Route viâ the Cape to India, discovered by the Phœnicians, B.C. 610-594.

It has been often questioned whether the ancients had really any geographical knowledge south of the farthest point reached by Hanno, or, speaking generally, far south of the Cape Verde Islands; but some of the statements preserved in their writings are too definite to have been the mere creation of imagination. We shall, therefore, briefly examine these assertions. To take first the account in Herodotus,[193] of the famous voyage undertaken by the orders of Pharaoh Necho. His words are: “As for Libya, we know it to be washed on all sides by the sea, except where it is attached to Asia. This discovery was first made by Necho, the Egyptian king, who, on desisting from the canal he had begun between the Nile and the Arabian Gulf, sent to sea a number of ships manned by Phœnicians, with orders to make for the Pillars of Hercules, and return to Egypt through them, and by the Northern sea (the Mediterranean). The Phœnicians took their departure from Egypt by the way of the Erythræan sea, and so sailed into the Southern ocean. When autumn came they went ashore wherever they might happen to be, and, having sown a tract of land with corn, waited until the grain was fit to cut. Having reaped it, they set sail again; and thus it came to pass that two whole years went by, and it was not till the third year that they doubled the Pillars of Hercules, and made good their voyage home. On their return, they declared—I for my part do not believe them, but perhaps others may—that in sailing round Libya, they had the sun on their right hand.”

But what Herodotus disbelieved, from ignorance of the principles of spherical geography, affords the strongest confirmation of the report of the Phœnician mariners; for, in sailing westwards, south of the line, the sun would at noon appear on the right hand of the observer, and not on his left, as in sailing westwards in the Mediterranean. Herodotus relates a second story,[194] how one Sataspes was sent, during the reign of Xerxes, by way of punishment, on a voyage through the Pillars of Hercules, with orders to sail round Africa; and states that this man, after having occupied many months in traversing unknown seas and sailing along strange coasts, doubled a cape called Soloeis (Cape Spartel), and thence returned to Egypt. Sataspes gave a minute account of his journey, and of the strange, dwarfish men (probably Bosjesmans) he had met with; but Xerxes, either not crediting his tale, or angry because of his cowardice in turning back, ordered him to be impaled.[195]

Voyage of the first Eudoxus.

Story of the second Eudoxus (of Cyzicus.)

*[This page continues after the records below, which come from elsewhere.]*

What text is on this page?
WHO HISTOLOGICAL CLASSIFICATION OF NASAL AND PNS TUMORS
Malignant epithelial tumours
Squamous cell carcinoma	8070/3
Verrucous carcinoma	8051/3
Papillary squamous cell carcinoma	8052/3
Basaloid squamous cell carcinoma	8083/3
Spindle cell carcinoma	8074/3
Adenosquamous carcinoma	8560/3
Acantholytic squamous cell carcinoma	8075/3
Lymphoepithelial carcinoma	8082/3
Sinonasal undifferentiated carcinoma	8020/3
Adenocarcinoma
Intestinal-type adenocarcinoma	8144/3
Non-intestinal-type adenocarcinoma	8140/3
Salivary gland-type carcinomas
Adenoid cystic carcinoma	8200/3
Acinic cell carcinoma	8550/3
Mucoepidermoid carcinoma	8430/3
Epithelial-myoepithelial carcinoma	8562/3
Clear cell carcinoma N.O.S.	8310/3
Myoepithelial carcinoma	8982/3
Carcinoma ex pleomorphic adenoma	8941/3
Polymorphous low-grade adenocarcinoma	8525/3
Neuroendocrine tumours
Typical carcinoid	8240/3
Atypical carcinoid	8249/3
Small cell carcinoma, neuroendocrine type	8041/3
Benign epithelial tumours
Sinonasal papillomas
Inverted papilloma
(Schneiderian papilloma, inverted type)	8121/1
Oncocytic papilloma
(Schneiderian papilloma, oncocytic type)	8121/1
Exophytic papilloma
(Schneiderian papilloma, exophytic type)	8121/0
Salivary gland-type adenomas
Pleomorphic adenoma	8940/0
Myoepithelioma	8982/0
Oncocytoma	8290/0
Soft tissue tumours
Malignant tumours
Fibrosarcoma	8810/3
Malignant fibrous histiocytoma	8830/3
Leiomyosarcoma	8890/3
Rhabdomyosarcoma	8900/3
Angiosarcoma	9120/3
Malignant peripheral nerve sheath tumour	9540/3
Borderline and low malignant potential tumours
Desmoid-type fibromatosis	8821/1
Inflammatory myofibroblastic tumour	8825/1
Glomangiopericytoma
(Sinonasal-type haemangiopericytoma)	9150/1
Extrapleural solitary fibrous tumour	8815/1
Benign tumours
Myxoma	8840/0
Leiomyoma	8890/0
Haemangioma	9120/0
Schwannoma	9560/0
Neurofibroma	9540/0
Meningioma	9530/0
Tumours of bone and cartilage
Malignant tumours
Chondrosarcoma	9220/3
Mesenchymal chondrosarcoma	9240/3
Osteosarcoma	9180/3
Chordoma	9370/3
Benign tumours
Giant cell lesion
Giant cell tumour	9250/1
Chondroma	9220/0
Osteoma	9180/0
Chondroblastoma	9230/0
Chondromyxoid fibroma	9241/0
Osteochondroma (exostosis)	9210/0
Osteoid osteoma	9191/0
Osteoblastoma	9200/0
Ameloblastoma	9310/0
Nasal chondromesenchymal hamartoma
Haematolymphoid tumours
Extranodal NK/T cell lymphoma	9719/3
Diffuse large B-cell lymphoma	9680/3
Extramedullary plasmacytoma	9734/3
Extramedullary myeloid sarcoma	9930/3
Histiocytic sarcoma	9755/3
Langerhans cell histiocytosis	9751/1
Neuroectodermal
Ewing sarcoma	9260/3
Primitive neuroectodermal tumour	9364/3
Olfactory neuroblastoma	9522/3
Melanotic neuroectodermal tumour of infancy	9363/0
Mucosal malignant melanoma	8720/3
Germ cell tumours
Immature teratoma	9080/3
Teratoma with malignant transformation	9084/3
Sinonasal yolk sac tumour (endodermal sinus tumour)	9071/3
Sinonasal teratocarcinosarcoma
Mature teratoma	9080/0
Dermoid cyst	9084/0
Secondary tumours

A third expedition is reported by Pliny,[196] who states, on the authority of Cornelius Nepos, that a certain Eudoxus, his contemporary, in an attempt to escape the pursuit of Ptolemy Lathyrus, passing down the Arabian Gulf, came at length to Gades; and further, on the same authority, that Cœlius Antipater had seen a man who had made a commercial voyage from Spain to Æthiopia. Lastly, we have the memorable narrative in Strabo,[197] of Eudoxus of Cyzicus. This Eudoxus, he tells us, was sent with sacrifices and oblations to the sacred games of Proserpine, and travelled through Egypt in the reign of Ptolemy VII. (Physcon). It befell that during his stay there, a certain Indian was brought to the king, by his officers employed along the Arabian Gulf, with the report that he had been found in a ship, alone and half dead, and that they knew not who he was or whence he came, as he spoke a language unintelligible to them.